Metamorphosis

Author: Franz Kafka

Originally Published: 1915

Rating: ★ ★ ★ ★ ★

written by: Tina Nguyen | date: 1st March, 2025

A tragic story of a normal salesman who woke up and found himself turned into a giant roach on his bed. Metamorphosis talks about his hardships when Gregor Samsa had a body of a bug not only in doing his routines but also even the smallest things in life like opening the door by grasping the doorknob or eating. The storyline portrayed clearly the alienation and disdain of his father towards him from the start, alongside with the empathy of his sister and his mother’s utter shock. Gregor lost his sense of belonging more obviously towards the end of the book when his sister and mother saw him as a “family duty compelled one to choke down” and the family tolerated him as a burden. Kafka used metaphor by implying the image of a normal man turned into a roach overnight to highlight the idea of being an unaccepted and hateful creature simply by existing.

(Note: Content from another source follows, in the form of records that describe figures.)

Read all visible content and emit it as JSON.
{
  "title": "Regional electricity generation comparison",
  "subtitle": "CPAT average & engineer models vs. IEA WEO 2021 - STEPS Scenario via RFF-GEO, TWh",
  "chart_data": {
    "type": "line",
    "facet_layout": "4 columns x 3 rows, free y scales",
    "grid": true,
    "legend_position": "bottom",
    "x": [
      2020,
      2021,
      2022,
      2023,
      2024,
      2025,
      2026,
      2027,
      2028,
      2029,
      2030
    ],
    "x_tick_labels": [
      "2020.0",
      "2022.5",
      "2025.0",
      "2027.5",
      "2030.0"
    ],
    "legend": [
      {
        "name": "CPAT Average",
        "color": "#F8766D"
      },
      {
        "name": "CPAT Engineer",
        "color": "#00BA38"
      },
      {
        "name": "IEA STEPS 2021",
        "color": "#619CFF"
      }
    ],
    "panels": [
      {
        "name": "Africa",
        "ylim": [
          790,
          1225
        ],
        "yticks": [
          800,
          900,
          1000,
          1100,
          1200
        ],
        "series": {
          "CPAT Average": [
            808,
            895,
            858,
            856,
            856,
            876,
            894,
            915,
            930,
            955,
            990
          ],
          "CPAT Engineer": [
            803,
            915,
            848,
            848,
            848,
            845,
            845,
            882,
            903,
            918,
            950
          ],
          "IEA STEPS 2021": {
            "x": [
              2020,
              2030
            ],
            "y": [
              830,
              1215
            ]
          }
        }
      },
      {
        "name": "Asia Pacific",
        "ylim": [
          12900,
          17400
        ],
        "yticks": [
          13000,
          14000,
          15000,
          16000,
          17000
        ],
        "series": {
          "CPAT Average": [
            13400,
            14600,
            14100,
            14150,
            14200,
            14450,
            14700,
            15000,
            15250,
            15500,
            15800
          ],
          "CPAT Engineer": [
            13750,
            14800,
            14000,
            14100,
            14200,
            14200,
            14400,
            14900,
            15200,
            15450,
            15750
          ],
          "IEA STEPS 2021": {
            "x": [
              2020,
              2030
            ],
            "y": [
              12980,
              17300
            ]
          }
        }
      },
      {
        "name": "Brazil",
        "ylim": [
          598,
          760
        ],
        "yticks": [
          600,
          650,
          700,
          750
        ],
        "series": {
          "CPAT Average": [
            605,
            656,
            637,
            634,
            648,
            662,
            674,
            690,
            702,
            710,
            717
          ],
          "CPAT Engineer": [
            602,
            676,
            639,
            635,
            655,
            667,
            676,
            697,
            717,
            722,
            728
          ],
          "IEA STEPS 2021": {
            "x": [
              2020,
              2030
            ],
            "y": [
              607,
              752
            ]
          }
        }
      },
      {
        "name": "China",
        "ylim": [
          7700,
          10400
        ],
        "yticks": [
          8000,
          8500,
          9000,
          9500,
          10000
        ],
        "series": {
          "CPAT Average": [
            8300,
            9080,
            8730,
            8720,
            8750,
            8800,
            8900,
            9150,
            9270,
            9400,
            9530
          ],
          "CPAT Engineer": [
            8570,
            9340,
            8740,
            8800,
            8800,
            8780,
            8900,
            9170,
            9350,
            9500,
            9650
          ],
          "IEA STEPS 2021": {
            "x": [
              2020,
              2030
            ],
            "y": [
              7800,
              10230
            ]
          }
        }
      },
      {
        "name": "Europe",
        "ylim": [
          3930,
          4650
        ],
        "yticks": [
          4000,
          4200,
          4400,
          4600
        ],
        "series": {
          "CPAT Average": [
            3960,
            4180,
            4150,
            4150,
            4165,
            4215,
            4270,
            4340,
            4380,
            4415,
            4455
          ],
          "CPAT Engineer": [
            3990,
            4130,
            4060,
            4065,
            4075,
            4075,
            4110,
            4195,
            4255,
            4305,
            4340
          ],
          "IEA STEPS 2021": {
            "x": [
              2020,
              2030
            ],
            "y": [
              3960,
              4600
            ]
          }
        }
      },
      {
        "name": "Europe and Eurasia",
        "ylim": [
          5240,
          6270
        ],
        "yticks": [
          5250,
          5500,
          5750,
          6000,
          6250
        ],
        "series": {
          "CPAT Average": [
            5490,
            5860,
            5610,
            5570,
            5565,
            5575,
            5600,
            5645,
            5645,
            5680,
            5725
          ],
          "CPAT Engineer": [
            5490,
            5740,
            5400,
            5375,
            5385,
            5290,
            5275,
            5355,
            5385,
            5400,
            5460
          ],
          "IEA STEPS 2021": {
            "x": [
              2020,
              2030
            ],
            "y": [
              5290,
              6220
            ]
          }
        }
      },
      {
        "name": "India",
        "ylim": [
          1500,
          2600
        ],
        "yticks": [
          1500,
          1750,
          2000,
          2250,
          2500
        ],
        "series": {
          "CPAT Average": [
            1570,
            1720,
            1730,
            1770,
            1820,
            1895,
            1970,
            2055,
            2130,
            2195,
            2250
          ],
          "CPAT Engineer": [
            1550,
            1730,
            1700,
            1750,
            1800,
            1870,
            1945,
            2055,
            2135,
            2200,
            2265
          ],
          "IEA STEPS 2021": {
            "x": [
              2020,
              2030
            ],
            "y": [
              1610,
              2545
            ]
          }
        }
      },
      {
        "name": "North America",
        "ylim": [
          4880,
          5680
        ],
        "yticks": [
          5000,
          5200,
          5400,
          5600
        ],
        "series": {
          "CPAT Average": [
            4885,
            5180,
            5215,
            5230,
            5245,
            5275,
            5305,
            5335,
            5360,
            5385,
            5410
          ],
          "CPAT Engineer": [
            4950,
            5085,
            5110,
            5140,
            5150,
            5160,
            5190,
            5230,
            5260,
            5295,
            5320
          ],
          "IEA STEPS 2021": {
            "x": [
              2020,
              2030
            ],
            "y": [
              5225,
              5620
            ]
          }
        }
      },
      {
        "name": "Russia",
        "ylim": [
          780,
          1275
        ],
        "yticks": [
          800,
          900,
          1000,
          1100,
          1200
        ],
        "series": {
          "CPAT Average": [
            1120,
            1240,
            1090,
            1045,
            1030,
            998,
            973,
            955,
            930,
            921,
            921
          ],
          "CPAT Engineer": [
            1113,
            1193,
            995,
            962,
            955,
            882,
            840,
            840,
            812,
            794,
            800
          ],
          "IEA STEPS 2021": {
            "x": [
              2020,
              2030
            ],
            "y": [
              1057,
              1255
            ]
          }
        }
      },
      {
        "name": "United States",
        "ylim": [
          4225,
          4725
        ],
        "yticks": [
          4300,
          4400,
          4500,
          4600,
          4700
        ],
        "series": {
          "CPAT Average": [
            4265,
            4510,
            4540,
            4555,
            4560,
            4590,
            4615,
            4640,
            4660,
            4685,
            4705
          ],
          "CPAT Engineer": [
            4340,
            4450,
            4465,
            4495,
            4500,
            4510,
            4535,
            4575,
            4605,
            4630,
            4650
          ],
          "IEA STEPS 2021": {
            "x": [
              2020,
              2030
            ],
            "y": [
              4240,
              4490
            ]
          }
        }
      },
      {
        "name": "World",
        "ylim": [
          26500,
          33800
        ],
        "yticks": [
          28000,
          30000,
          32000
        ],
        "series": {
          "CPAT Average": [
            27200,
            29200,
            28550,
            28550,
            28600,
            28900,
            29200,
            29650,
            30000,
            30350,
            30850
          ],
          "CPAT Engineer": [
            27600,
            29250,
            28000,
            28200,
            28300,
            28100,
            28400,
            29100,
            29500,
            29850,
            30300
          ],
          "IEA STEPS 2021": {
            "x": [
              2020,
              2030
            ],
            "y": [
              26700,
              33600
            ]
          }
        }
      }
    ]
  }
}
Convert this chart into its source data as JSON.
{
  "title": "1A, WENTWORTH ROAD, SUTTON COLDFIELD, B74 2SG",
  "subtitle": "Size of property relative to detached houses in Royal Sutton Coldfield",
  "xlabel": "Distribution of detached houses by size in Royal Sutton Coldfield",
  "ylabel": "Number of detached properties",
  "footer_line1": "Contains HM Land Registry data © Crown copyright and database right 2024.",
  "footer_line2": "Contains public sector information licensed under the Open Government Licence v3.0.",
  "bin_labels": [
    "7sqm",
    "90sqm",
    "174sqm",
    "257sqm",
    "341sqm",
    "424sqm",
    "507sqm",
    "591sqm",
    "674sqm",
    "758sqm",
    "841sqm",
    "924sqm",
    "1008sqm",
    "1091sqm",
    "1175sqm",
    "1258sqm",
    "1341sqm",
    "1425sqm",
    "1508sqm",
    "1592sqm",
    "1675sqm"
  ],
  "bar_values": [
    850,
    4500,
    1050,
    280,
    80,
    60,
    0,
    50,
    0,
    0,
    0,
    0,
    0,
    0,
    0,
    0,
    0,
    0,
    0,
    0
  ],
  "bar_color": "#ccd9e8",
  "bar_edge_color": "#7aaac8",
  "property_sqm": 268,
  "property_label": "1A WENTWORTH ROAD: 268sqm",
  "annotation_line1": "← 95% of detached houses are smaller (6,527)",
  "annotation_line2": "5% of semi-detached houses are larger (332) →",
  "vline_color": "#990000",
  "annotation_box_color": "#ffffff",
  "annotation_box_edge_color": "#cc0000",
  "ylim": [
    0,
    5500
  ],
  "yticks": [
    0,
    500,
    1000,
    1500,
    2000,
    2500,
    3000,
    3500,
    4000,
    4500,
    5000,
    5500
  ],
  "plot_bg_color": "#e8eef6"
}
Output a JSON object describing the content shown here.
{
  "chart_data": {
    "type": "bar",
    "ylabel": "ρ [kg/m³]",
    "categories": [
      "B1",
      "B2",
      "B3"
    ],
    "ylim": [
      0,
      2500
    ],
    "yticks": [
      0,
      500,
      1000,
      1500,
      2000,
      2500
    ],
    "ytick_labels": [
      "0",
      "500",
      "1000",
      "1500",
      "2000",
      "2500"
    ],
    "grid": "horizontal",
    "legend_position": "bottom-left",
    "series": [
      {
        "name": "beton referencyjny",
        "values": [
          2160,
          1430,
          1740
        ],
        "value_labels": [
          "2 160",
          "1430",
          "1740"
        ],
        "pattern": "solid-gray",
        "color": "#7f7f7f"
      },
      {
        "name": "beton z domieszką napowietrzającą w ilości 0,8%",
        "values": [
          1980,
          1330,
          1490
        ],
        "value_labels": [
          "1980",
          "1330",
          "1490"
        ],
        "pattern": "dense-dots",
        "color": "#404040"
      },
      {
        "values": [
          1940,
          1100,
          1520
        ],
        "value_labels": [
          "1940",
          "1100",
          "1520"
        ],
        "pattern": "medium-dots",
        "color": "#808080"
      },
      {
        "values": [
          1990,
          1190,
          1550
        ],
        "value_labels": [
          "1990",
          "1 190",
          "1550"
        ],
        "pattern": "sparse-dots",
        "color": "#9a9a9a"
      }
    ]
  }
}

“Whenever the conversation turned to the necessity of earning money, Gregor would let go of the door, and throw himself on to the cool leather sofa beside it, because he was burning with sorrow and shame.”

Feeling tired and disgusted with himself, Gregor’s misery and both physical and mental pain later led him to his death. The 3 members of his family moved to a new place as a way to escape reality and start their new life without the existence of “the cockroach”. The stark shift in the pronoun that his sister — the one who was considered to have the utmost respect for him even after his transformation, gave him at the very end of the novel, went from “him” to “it”. This detail shows a turning point in her patience and tolerance toward Gregor as they have finally gone, and she has done everything she could. The shift in the pronoun for Gregor illustrated all the pent-up frustration, despair, and exhaustion of even the most caring and respectful person in his life — she did not know if he was aware of his metamorphosis or understood what the family members said. This was where Gregor lost all hope in life — a rotten apple sept gradually into his back, the way his family members turned their backs to him, left him there dying in his room.

“‘Dear parents,’ said his sister, and brought her hand down on the table top to obtain silence, ‘things cannot go on like this. You might not be able to see it, but I do. I don’t want to speak the name of my brother within the hearing of that monster, and so I will merely say: we have to try to get rid of it. We did as much as humanly possible to try and look after it and tolerate it. I don’t think anyone can reproach us for any measure we have taken or failed to take.”

In conclusion, Metamorphosis has bluntly demonstrated the idea of being alienated using imagery and metaphor of the cockroach, an animal that can barely be loved by people. As I believe that everyone has been through the feeling of loneliness, the sense of belonging has been lost, and has had a severe existential crisis like Gregor Samsa at least once in their lifetime. Kafka successfully captured and described this universal feeling in the unique storyline. Nevertheless, the classic novel stays popular to this day, reminding people who are feeling lost, unseen, and unlovable that there was someone on this Earth who had experienced this before, and that they are not alone.